In what’s called a WARN notice (see sidebar) sent to the chief elected official of a community, U.S. Bank last week notified David Pope, president of the Village of Oak Park, that, as of the end of March, there will be “a mass layoff” at Park National’s Madison and Austin location. That notice accounted for 50 positions at the bank’s complex across the street from the Austin and Madison main branch that houses support staff.
According to the letter from U.S. Bank, those 50 layoffs are expected to be permanent. “There are no bumping rights at this location, and the affected employees … are not represented by any union,” the letter says.
U.S. Bank also sent a WARN notice to the state Friday, announcing plans to layoff 261 people at four different facilities in Illinois, according to the state’s department of commerce. Those cuts will start in March and include the 50 in Oak Park, according to commerce department spokeswoman Marcelyn Love. A branch in Oakbrook Terrace and two in Chicago are also affected by those job cuts.

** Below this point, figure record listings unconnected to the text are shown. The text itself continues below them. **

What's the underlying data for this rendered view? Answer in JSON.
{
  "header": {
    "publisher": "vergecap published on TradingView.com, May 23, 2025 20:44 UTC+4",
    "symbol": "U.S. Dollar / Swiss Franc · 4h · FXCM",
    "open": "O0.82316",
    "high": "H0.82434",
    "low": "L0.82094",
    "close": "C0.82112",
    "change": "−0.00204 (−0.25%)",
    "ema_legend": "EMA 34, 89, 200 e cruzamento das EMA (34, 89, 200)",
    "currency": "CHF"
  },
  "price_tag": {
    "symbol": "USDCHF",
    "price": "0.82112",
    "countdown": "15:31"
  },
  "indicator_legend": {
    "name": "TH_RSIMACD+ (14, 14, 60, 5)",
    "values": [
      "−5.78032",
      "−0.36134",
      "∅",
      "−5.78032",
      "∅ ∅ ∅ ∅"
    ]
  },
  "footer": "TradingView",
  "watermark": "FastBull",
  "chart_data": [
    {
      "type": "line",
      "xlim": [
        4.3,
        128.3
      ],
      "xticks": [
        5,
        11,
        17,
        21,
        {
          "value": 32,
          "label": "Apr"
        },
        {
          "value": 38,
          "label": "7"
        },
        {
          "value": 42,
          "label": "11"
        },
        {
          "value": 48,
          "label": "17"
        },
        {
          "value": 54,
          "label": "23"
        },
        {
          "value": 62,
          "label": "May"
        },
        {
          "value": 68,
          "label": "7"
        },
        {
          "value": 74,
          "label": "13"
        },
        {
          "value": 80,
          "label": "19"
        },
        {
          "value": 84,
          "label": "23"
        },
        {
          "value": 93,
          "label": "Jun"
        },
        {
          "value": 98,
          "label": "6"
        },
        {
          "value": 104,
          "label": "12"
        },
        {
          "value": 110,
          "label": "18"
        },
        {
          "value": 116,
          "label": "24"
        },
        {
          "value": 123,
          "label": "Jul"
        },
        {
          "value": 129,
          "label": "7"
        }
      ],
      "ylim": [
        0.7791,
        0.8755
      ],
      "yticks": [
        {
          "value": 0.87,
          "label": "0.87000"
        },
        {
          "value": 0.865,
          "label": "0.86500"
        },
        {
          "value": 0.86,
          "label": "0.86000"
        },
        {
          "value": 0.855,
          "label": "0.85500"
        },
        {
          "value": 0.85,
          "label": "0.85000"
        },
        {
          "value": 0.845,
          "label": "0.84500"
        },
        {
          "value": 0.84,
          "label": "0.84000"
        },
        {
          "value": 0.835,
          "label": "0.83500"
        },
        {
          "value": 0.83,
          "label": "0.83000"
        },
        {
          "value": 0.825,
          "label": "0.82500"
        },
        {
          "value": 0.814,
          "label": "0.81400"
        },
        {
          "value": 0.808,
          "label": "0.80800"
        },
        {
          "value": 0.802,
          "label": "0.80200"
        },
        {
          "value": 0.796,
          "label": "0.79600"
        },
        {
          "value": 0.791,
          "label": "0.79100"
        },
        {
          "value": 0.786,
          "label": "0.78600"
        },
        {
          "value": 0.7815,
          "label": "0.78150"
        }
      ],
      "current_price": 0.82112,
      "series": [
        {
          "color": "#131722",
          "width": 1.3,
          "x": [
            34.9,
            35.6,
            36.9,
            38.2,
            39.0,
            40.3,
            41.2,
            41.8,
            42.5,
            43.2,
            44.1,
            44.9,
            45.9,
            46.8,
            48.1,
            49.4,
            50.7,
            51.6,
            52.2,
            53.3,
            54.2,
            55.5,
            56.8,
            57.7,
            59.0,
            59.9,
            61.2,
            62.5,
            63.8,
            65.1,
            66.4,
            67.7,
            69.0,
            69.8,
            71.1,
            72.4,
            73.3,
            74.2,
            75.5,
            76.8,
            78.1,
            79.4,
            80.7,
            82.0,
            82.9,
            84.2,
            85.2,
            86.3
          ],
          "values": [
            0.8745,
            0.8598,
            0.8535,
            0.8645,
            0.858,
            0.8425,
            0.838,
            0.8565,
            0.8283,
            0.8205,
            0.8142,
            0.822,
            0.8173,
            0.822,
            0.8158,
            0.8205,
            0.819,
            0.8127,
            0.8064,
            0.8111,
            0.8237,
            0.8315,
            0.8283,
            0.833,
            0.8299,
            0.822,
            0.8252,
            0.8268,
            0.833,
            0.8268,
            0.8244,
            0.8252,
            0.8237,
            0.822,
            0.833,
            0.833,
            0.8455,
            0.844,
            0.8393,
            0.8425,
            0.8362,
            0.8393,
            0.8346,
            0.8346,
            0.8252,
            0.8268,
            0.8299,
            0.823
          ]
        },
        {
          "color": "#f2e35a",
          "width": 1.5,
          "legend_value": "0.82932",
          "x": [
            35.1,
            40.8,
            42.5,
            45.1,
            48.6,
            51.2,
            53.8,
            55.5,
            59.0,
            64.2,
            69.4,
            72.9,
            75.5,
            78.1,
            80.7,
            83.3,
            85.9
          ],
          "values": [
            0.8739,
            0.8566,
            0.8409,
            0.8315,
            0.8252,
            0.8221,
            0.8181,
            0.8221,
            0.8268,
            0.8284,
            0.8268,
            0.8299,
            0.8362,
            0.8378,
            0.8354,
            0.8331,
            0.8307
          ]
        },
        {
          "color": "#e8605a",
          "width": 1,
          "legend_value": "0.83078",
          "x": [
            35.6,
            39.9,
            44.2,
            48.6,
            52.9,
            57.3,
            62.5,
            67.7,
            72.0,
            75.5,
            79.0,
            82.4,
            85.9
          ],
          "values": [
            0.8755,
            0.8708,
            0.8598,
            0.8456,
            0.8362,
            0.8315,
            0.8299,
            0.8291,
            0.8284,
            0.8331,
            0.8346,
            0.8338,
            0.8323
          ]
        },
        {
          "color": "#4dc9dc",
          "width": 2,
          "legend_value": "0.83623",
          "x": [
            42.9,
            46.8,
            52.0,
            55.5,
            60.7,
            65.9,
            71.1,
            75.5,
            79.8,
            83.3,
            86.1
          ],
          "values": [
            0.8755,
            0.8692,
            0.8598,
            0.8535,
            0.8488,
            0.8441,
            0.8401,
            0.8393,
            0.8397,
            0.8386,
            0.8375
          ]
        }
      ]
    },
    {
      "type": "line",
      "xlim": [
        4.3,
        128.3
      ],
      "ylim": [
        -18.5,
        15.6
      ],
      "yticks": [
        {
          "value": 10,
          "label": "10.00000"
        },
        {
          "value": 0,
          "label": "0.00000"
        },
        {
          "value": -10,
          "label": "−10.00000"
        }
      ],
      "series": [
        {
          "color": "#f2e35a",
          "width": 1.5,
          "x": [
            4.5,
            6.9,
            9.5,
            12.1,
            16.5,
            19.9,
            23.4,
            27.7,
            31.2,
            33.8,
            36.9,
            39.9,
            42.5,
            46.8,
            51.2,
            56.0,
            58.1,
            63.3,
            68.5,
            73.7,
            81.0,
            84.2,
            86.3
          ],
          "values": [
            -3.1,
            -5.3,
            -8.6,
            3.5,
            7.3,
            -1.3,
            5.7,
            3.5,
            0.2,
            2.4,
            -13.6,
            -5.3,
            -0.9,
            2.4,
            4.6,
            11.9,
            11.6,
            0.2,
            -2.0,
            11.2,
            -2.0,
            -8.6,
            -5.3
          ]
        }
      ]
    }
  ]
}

Reached Monday, Pope, who fought to prevent the takeover and is part of a grassroots effort demanding its reversal, was direct.
“The Park National takeover was a clear waste of two and a half billion dollars in federal money, and now, with these layoffs, we see the human cost of that decision, as well,” Pope said.
The village president plans to speak with representatives of U.S. Bank sometime this week to clarify the financial institution’s future role in the community. He hopes the new bank’s level of charity to Oak Park and surrounding communities will be somewhere near that of Park National, which had set a community standard for philanthropy.
“It would seem reasonable to expect that U.S. Bank will dedicate some part of that incredible good fortune to investments in the communities once served by Park National Bank and, in particular, those economically challenged neighborhoods that have historically been forgotten and left behind by so many of the larger banks in our country,” Pope said, referring to Chicago’s West Side.
Steve Dale, senior vice president for media relations at U.S. Bank, said that all employees who interact with customers are expected to stay on during the transition. But duplicate positions that provide backroom support and administrative functions are being eliminated, as was expected when U.S. Bank first acquired FBOP Corp.’s banks.
“We’re trying to hang on to as many people as we can,” Dale said, “and we’re also trying to look for additional positions in the company for those who may be impacted.”
U.S. Bank typically does not disclose numbers of how many employees are being laid off, Dale said. Some employees will be offered compensation packages for their service, depending on their years of service and other factors. He also said that U.S. Bank was giving notices for positions, and not people.
Sources at former Park National offices have said cuts include upper management, loan officers, auditors, security personnel, and building and maintenance workers.
The senior officer who got his layoff notice last week said that U.S. Bank cut benefits for former FBOP employees as of Jan. 1, asking them to pay higher premiums for insurance plans with fewer benefits. He added that certain employees in management positions are being asked to take pay cuts because FBOP was paying its employees at above-market rates.
Five former Park National branches are being consolidated with U.S. Bank branches, according to Dale – three in Naperville, one in Crystal Lake and another in Elmhurst. In addition, two U.S. Bank branches will be consolidated into former Park National branches – in Irving Park and Geneva.
Dale anticipates those mergers to happen closer to the summer. He said customers will be informed well in advance of their banks being consolidated with nearby locations. But he declined to comment on pay cuts or changes in benefits packages, as well as on the layoff figure of 600 given by a source, citing U.S. Bank policies. Dale, though, said he doesn’t anticipate that the company will send out any other WARN notices in the Chicago area.